Lyubov Sarkisian deftly numbered each page of a thick sheaf of documents, stacked them in a big box already full of other once top-secret Communist Party archives, and sighed.
"We can't get it all done. The pace is just amazing," the former Central Committee cataloger said as she got ready to delve into another bunch of party files that have been opened by the Russian government.The millions of secret and unclassified documents cover the party's 74-year rule in the Soviet Union and are laced with potentially damaging information for political figures as well as private citizens.
The Russian government has been selectively releasing documents to discredit the former Communist regime and its leaders, including former President Mikhail Gorbachev. Documents already available show how the Communist Party financed foreign party organizations and terrorist groups, and even that the late American industrialist Armand Hammer was a courier for the Comintern, the international Communist organization, in the 1920s.

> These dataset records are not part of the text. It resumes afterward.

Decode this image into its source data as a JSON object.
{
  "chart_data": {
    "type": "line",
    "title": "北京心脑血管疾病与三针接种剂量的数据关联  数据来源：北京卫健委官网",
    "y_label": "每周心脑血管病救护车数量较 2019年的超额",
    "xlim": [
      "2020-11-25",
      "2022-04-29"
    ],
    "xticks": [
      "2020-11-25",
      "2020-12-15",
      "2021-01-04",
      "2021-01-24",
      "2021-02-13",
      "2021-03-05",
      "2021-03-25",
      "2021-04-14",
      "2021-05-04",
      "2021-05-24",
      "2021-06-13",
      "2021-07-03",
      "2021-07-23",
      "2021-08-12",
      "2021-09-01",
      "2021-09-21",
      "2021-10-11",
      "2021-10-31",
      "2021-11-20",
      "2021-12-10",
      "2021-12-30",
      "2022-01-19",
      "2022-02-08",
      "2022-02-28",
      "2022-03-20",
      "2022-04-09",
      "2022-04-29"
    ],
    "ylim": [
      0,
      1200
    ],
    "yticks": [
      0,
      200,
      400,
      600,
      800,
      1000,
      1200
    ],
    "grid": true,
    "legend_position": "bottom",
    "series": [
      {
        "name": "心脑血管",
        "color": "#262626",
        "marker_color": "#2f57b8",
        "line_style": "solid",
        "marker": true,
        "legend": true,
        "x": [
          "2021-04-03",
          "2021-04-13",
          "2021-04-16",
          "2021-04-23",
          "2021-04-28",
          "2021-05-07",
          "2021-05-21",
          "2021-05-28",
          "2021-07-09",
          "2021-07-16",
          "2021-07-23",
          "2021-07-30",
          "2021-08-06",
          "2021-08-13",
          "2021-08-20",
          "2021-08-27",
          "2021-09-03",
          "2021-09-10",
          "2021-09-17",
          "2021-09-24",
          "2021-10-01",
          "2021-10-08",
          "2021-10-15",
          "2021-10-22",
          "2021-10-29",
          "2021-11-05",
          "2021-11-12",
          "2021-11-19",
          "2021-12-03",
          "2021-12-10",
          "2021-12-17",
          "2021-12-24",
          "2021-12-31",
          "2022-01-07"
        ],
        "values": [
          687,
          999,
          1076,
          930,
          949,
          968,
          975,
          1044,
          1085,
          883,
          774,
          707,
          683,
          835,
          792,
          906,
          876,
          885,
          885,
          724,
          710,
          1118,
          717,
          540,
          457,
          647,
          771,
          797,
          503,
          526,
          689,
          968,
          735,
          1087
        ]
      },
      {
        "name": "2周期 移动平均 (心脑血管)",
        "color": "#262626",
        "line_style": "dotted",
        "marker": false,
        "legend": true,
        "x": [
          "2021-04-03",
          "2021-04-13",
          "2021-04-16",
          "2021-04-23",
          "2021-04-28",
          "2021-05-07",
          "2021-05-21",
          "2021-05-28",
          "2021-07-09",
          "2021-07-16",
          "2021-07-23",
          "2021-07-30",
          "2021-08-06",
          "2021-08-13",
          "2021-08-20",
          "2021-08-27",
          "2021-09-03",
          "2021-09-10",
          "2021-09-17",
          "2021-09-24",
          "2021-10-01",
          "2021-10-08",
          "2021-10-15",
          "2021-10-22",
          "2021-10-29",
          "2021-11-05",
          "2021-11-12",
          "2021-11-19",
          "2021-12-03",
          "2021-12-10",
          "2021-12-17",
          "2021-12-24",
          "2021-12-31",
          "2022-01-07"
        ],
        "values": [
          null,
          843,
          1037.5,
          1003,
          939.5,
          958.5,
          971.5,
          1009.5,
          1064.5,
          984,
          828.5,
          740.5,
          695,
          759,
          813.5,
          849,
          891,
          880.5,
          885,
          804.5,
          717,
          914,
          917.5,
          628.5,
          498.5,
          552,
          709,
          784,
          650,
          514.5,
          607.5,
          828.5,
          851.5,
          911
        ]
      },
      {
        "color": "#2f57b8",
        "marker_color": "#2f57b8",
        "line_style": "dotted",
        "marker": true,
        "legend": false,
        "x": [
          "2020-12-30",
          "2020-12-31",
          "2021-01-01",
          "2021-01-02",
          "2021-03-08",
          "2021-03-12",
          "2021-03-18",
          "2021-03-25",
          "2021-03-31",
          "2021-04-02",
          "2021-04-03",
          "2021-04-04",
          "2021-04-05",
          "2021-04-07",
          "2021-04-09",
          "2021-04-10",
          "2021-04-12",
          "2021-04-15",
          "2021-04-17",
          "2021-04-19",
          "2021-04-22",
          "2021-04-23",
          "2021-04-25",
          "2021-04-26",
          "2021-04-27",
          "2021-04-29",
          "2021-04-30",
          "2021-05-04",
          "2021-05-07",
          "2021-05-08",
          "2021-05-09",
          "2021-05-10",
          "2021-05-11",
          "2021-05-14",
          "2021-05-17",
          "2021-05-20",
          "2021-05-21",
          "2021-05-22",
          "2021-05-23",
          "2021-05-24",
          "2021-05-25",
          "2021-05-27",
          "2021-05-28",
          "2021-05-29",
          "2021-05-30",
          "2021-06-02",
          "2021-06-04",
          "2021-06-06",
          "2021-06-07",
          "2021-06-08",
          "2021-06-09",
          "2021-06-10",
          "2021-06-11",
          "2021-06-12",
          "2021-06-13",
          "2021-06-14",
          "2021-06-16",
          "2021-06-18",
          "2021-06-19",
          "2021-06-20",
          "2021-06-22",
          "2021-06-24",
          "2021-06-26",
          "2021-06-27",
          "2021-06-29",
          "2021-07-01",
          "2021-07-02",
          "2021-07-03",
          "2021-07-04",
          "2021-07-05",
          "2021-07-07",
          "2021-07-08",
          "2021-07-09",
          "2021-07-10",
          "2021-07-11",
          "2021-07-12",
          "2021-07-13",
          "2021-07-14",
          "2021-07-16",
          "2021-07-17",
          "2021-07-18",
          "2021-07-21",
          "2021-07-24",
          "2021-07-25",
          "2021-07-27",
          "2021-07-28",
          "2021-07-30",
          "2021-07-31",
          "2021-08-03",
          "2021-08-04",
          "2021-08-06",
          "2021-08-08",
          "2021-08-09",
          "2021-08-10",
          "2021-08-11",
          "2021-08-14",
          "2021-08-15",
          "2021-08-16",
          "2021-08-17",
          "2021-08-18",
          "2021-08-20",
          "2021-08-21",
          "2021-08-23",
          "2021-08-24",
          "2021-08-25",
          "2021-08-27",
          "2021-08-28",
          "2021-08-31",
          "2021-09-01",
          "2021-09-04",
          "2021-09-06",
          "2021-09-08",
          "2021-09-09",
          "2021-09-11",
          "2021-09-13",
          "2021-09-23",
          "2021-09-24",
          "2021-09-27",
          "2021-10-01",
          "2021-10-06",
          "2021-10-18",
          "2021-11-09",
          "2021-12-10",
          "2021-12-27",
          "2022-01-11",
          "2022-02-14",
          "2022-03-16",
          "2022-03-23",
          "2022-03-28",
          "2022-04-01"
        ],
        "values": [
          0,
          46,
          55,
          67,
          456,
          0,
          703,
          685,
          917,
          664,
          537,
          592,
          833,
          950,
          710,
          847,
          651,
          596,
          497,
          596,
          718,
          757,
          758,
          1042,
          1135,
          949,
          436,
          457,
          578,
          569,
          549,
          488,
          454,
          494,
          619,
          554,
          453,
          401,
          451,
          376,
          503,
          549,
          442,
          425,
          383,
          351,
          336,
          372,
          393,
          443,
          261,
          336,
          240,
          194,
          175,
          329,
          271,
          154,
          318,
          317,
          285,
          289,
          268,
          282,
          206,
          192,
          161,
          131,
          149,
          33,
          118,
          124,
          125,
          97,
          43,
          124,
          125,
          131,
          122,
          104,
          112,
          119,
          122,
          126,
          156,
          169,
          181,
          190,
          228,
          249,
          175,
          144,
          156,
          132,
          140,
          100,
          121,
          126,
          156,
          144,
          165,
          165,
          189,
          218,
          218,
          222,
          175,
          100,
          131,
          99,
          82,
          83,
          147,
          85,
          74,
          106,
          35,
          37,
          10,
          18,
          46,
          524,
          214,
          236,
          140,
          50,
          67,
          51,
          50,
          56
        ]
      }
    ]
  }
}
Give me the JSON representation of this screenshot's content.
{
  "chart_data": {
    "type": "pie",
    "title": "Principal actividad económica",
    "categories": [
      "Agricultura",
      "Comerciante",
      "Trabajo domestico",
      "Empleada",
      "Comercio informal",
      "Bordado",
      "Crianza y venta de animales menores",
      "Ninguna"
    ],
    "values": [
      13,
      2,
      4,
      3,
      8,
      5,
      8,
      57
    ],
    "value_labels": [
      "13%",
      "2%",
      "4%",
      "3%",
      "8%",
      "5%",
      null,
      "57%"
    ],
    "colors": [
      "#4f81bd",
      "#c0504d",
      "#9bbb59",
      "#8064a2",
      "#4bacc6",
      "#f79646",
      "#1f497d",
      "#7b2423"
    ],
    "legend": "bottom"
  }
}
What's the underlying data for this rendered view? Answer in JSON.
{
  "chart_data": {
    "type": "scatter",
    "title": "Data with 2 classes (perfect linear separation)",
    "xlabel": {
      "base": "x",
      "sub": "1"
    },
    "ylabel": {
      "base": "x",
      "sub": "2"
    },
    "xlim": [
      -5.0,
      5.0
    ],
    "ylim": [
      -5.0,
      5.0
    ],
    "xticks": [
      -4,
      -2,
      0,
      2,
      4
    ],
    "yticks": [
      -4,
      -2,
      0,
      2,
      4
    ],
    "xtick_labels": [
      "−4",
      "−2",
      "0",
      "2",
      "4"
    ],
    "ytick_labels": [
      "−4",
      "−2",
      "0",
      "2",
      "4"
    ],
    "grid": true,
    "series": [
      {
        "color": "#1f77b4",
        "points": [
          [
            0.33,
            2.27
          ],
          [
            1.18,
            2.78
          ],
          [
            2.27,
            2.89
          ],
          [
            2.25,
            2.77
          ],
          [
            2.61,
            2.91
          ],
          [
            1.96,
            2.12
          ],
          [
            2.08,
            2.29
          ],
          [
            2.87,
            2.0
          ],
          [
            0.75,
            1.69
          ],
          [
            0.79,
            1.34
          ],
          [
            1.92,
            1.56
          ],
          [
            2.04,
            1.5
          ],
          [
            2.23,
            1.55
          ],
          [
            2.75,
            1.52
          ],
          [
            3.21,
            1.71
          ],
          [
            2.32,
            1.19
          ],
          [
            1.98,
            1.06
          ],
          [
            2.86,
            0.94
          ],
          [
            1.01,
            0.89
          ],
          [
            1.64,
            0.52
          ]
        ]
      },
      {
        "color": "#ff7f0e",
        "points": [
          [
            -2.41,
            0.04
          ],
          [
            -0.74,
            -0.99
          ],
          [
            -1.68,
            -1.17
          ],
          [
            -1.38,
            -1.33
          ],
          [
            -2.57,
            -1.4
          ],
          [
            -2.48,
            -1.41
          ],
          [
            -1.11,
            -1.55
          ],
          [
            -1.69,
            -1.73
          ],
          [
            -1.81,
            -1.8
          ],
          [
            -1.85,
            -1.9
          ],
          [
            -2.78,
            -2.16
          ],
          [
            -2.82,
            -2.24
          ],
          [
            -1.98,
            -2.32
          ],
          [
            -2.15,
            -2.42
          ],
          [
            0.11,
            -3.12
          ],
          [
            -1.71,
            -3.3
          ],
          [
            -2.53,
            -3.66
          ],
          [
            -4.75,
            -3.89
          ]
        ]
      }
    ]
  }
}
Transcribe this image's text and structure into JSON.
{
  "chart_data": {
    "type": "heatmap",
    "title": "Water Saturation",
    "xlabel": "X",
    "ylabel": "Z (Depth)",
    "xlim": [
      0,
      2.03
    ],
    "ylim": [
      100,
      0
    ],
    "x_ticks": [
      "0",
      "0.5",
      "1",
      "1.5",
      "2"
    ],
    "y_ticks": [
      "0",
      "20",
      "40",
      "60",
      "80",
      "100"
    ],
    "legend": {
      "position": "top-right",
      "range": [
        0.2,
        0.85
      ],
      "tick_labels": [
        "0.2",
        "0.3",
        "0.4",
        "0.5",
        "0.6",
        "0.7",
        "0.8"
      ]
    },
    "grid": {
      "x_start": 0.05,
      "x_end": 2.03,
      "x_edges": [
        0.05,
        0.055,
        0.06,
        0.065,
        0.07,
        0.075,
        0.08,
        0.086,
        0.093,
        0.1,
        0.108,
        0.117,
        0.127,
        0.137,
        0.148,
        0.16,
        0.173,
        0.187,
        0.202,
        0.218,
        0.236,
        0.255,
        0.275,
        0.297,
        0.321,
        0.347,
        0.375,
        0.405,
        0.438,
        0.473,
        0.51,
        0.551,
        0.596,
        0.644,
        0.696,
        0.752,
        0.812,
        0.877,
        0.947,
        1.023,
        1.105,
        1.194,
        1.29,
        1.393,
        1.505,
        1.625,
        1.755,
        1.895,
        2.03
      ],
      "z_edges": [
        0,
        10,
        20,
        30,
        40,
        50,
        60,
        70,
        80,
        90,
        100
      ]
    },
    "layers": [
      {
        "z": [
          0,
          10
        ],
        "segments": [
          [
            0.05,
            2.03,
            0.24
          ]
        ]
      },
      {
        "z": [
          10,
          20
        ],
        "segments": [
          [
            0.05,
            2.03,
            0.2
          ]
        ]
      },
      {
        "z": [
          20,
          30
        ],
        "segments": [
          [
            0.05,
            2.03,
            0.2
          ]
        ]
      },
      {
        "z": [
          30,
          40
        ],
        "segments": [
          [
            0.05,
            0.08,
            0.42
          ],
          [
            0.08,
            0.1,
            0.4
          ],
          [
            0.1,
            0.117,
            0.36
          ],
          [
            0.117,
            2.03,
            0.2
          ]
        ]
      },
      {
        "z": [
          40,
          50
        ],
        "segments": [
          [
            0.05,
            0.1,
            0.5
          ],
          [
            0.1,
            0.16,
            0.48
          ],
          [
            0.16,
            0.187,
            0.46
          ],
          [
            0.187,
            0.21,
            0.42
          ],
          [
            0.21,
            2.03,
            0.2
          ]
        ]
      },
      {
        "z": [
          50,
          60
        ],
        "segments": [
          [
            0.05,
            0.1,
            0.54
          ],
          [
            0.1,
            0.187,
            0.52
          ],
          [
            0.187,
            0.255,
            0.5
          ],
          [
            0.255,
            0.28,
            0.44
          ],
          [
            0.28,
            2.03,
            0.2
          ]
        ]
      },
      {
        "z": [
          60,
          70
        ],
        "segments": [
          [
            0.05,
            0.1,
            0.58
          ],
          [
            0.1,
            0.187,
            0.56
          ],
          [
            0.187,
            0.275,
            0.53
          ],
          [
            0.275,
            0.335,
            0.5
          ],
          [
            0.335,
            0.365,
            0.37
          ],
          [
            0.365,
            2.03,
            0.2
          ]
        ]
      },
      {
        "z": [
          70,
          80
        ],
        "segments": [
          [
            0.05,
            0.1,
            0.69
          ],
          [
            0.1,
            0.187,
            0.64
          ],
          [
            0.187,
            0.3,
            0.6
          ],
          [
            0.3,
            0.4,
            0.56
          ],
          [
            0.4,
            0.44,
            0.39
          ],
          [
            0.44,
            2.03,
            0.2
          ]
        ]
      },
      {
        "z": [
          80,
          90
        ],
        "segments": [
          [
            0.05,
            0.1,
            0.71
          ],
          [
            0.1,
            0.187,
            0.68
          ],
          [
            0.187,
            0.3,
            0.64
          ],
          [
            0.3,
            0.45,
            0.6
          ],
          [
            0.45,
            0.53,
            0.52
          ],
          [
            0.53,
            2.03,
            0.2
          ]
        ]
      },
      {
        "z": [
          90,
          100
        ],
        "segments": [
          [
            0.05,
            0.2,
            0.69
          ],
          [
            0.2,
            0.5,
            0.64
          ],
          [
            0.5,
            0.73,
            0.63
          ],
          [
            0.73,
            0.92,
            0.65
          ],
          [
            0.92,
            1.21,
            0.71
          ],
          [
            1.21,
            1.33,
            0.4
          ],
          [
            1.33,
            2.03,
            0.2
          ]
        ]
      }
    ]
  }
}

Not all party files are being opened. And there are millions more KGB and military files that remain closed - with secrets potentially more damaging than anything in the party archives.
But Russian President Boris Yeltsin has shown he is ready to go even further than Gorbachev in breaking decades of official Kremlin silence on issues such as the fate of American POWs who may have been held in the Soviet Union or U.S. spy planes shot down over Soviet airspace in the 1950s. That information is not in the Communist Party files.
The Russian government seized the party archives shortly after the failed August coup. In October, the Central Committee building where the papers are housed became the Center for the Storage of Contemporary Documents.
"We've been working since March and have only opened 200 files. There are plenty more. We'll be working for a long time," said Sarkisian, who worked for the Central Committee for 18 years.
Located on a busy street leading to Red Square, the turn-of-the-century building housed a bank and a store before the 1917 Bolshevik Revolution, when it was turned over to the Central Committee.
During the years of Communist rule, KGB guards maintained heavy security in the building. Now, a single uniformed security guard of the Russian Interior Ministry is on duty. His hat still bears a hammer and sickle.
In the archive's main reading room, gilded columns support the vaulted ceiling, and brass lamps with green glass lampshades stand on wooden reading desks.
Huge portraits of Marx and Lenin stare down at visitors. The bookcases are full of histories of the working class, volumes about party congresses, and the collected works of Marx, Engels and Lenin. Newspaper racks store former party newspapers like Pravda (Truth), Red Star, and Lenin's Banner.
Any Russian citizen can ask for a pass to see the files. Librarian Lyubov Yeliseyeva said most of the visitors so far have been foreigners, journalists, diplomats and scholars. Use of the archives is free.